Every day, I get asked one question over and over—namely:

My backup is failing, and it’s saying that it couldn’t disable ignore permissions! What’s going on?

This started the day Tiger shipped, and has continued on a hundreds-of-times-a-week basis since. And the worst part? It’s a bug in Tiger. So, put on your waders—we’re going in, hip-deep.

Basically, here’s the deal. OSX has a file called “volinfo.database”, which is stored in a normally-hidden-from-you folder named “/var/db”. It’s a simple text file that looks something like this:

290AC3DC4B28C8FC: 00000001
9A081A3451A451C7: 00000001
435F42E92DC994B5: 00000001
C3301F4FEBB1BC41: 00000001
F36BADBD7ACFBD6F: 00000001
AB47F9CD780BF0A8: 00000001
76E8B50DFBBBD9BB: 00000001
893D1C0A293603C7: 00000001

(That’s my real one.)

That looks like gobbledegook to most, but it’s really a database of the volumes you’ve got connected to your Mac, listed by UUID (a low-level internal identifier that’s constant, even if you rename the volume), followed by the state of their “Ownership” flag: 0 if ownership is off, 1 if it’s on.

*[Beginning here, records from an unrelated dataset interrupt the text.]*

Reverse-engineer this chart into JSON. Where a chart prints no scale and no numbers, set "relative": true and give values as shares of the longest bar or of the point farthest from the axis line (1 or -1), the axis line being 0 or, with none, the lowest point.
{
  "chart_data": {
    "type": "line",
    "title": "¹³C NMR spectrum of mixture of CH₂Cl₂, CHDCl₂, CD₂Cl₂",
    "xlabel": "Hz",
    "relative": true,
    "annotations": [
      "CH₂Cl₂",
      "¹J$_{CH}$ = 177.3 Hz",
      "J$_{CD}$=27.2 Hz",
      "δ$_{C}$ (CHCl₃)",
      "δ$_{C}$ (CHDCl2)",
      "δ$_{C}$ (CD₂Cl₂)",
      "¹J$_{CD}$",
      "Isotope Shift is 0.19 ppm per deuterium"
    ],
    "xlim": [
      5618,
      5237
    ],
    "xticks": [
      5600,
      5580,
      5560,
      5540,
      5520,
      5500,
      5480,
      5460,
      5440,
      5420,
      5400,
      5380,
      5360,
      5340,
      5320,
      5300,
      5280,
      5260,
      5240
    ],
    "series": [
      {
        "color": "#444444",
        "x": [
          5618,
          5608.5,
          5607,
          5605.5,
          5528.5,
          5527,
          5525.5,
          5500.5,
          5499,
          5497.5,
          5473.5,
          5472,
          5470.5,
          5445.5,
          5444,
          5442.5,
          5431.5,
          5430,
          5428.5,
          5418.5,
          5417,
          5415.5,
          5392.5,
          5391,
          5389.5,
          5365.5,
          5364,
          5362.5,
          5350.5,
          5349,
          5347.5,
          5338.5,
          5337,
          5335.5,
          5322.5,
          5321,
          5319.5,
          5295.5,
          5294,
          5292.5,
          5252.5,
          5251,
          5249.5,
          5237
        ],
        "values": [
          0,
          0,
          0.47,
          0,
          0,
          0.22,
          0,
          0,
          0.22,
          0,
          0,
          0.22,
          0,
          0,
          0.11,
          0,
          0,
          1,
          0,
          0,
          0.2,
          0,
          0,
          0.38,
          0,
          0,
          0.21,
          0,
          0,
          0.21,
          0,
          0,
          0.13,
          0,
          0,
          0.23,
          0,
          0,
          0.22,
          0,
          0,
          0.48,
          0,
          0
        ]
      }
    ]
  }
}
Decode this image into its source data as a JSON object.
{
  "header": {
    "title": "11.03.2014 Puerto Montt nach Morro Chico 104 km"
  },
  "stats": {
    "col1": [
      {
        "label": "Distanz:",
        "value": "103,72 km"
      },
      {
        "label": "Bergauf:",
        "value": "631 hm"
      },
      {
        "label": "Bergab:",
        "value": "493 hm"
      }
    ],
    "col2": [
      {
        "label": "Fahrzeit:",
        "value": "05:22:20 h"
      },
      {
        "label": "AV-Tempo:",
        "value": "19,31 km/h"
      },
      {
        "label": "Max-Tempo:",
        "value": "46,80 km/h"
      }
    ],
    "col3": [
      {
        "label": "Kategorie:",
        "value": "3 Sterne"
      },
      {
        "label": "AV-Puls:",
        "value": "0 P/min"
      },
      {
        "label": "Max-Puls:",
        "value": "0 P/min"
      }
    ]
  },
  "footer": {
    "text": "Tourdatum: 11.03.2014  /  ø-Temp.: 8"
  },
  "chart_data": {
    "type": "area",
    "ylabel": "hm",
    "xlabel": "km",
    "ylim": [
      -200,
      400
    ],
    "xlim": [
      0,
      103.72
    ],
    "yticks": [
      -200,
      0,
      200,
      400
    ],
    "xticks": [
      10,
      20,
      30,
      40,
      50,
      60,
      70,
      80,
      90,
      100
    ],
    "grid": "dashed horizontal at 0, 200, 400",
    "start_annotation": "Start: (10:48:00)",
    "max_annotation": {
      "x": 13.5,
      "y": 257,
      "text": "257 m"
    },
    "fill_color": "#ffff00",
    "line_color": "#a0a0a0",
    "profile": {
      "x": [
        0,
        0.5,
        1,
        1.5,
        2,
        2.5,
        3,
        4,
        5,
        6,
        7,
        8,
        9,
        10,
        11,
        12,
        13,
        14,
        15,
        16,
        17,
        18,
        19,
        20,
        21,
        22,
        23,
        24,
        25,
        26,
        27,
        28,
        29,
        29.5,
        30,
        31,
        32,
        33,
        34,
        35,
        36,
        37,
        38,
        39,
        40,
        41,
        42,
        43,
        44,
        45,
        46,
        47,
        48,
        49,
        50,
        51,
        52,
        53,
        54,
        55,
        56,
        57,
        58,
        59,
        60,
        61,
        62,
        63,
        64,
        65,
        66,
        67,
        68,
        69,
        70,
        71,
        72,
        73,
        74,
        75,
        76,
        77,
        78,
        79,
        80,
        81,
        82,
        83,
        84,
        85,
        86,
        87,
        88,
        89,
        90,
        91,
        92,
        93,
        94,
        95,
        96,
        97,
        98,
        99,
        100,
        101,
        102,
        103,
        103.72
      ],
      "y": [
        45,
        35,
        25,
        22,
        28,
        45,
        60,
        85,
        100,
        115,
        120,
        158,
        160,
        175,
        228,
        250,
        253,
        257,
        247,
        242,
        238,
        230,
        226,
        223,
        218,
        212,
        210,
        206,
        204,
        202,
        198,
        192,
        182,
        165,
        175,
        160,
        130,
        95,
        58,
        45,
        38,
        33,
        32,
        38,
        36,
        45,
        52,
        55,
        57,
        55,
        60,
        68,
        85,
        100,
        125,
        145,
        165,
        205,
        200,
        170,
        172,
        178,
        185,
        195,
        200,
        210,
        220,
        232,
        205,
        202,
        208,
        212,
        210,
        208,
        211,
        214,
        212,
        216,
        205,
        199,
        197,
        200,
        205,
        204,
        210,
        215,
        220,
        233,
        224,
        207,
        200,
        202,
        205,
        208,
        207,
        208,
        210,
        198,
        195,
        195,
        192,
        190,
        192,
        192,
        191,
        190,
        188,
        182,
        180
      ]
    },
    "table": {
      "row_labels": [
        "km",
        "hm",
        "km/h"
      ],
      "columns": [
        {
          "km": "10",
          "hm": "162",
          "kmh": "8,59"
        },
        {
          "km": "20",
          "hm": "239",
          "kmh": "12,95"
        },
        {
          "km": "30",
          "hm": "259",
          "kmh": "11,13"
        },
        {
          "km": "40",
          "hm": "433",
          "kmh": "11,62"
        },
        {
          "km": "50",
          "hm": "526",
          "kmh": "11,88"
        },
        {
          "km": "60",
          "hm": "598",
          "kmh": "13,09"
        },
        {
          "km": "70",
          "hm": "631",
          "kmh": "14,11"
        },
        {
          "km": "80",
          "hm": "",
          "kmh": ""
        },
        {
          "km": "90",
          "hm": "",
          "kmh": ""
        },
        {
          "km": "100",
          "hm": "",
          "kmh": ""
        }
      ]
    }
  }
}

When you attach a new drive to the system, the UUID of the drive’s volumes are added to the database, along with their “ownership” setting. And, when you check/uncheck it in Finder’s Get Info panel, the value changes here, too.

Apple ships a command-line tool, vsdbinfo, that allows programs to check and adjust the ownership state of a given volume.

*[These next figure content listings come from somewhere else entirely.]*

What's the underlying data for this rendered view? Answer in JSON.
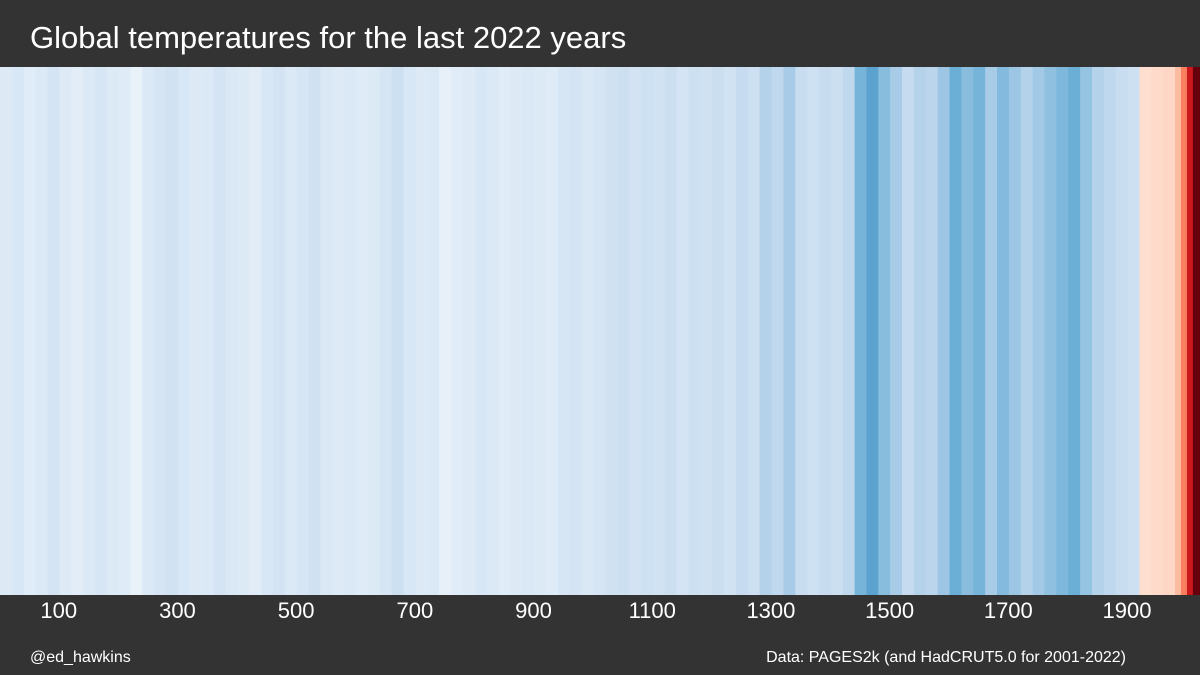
{
  "chart_data": {
    "type": "stripes",
    "title": "Global temperatures for the last 2022 years",
    "credit": "@ed_hawkins",
    "source": "Data: PAGES2k (and HadCRUT5.0 for 2001-2022)",
    "bins": [
      1,
      21,
      41,
      61,
      81,
      101,
      121,
      141,
      161,
      181,
      201,
      221,
      241,
      261,
      281,
      301,
      321,
      341,
      361,
      381,
      401,
      421,
      441,
      461,
      481,
      501,
      521,
      541,
      561,
      581,
      601,
      621,
      641,
      661,
      681,
      701,
      721,
      741,
      761,
      781,
      801,
      821,
      841,
      861,
      881,
      901,
      921,
      941,
      961,
      981,
      1001,
      1021,
      1041,
      1061,
      1081,
      1101,
      1121,
      1141,
      1161,
      1181,
      1201,
      1221,
      1241,
      1261,
      1281,
      1301,
      1321,
      1341,
      1361,
      1381,
      1401,
      1421,
      1441,
      1461,
      1481,
      1501,
      1521,
      1541,
      1561,
      1581,
      1601,
      1621,
      1641,
      1661,
      1681,
      1701,
      1721,
      1741,
      1761,
      1781,
      1801,
      1821,
      1841,
      1861,
      1881,
      1901,
      1921,
      1941,
      1961,
      1981,
      1991,
      2001,
      2011,
      2023
    ],
    "values": [
      -0.18,
      -0.22,
      -0.15,
      -0.2,
      -0.25,
      -0.17,
      -0.12,
      -0.2,
      -0.23,
      -0.19,
      -0.16,
      -0.05,
      -0.2,
      -0.24,
      -0.27,
      -0.22,
      -0.18,
      -0.2,
      -0.25,
      -0.21,
      -0.19,
      -0.14,
      -0.22,
      -0.26,
      -0.2,
      -0.23,
      -0.28,
      -0.21,
      -0.17,
      -0.2,
      -0.16,
      -0.19,
      -0.24,
      -0.3,
      -0.22,
      -0.18,
      -0.2,
      -0.07,
      -0.15,
      -0.17,
      -0.22,
      -0.2,
      -0.15,
      -0.18,
      -0.21,
      -0.19,
      -0.16,
      -0.23,
      -0.25,
      -0.21,
      -0.24,
      -0.28,
      -0.3,
      -0.26,
      -0.29,
      -0.27,
      -0.31,
      -0.25,
      -0.3,
      -0.28,
      -0.32,
      -0.27,
      -0.35,
      -0.3,
      -0.38,
      -0.36,
      -0.4,
      -0.33,
      -0.29,
      -0.34,
      -0.31,
      -0.36,
      -0.48,
      -0.52,
      -0.45,
      -0.4,
      -0.35,
      -0.38,
      -0.37,
      -0.42,
      -0.5,
      -0.45,
      -0.48,
      -0.4,
      -0.46,
      -0.42,
      -0.38,
      -0.41,
      -0.44,
      -0.47,
      -0.5,
      -0.43,
      -0.38,
      -0.36,
      -0.33,
      -0.3,
      0.02,
      0.05,
      0.08,
      0.3,
      0.45,
      0.7,
      1.0
    ],
    "xlim": [
      1,
      2023
    ],
    "xticks": [
      100,
      300,
      500,
      700,
      900,
      1100,
      1300,
      1500,
      1700,
      1900
    ]
  }
}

It’s very important for SuperDuper! to ensure that ownership is turned on when it makes a copy. If it’s off, the system does strange things with the file’s owner and group (see Floating ownership nearly sinks us for the story of that particular horror). So, we check it, with vsdbutil, during the “preparation” phase before starting a copy.

Which brings us to Tiger. When Tiger installs, it goofs up when it manipulates this file. So, instead of what you see above, you get:

290AC3DC4B28C8FC: 00000001
9A081A3451A451C7: 00000001
435F42E92DC994B5: 00000001
C3301F4FEBB1BC41: 00000001F36BADBD7ACFBD6F: 00000001
F36BADBD7ACFBD6F: 00000001
F36BADBD7ACFBD6F: 00000001
F36BADBD7ACFBD6F: 00000001

I’ve looked at hundreds of these at this point, and it’s pretty clear what the problem is: the installer, or something it runs, has neglected to put in a carriage return. Two lines run together, and the system can’t parse the database any more—so it always says that ownership is disabled, even when you try to turn it on. (In the case above, one volume has multiple entries because the system keeps failing to turn ownership on… even though it’s doing the right thing, the very fragile parser can’t move beyond the bad line.)

It’s a really simple bug. And while I’ve reported it, it hasn’t been fixed. We’ve waited, provided our users with a workaround, and waited, and waited… and it’s just not getting fixed.

This is really frustrating for our users, because things don’t work in a mysterious (and ungrammatical) way. And it’s frustrating for us, because it makes us look bad, incompetent and/or lazy. Honestly, we’re not.

So, since it’s not getting fixed by Apple, we decided on an alternate approach. I did the research necessary to ensure the problem was consistent, and to figure out how we could fix it for them. After looking at hundreds of these, and confirming that the problem is as described above, we’ve integrated a fix into v2.0.

Specifically, we examine the structure of this text file. If it’s missing the carriage return, we correct it, leaving the semantics intact (all volumes with ownership on/off stay the way they are).

In our testing, this solves the problem 100% of the time… and I, for one, won’t miss directing people to the FAQ entry that, as of this writing, has been viewed 5325 times since April.

I’m sure our users will be much happier, too!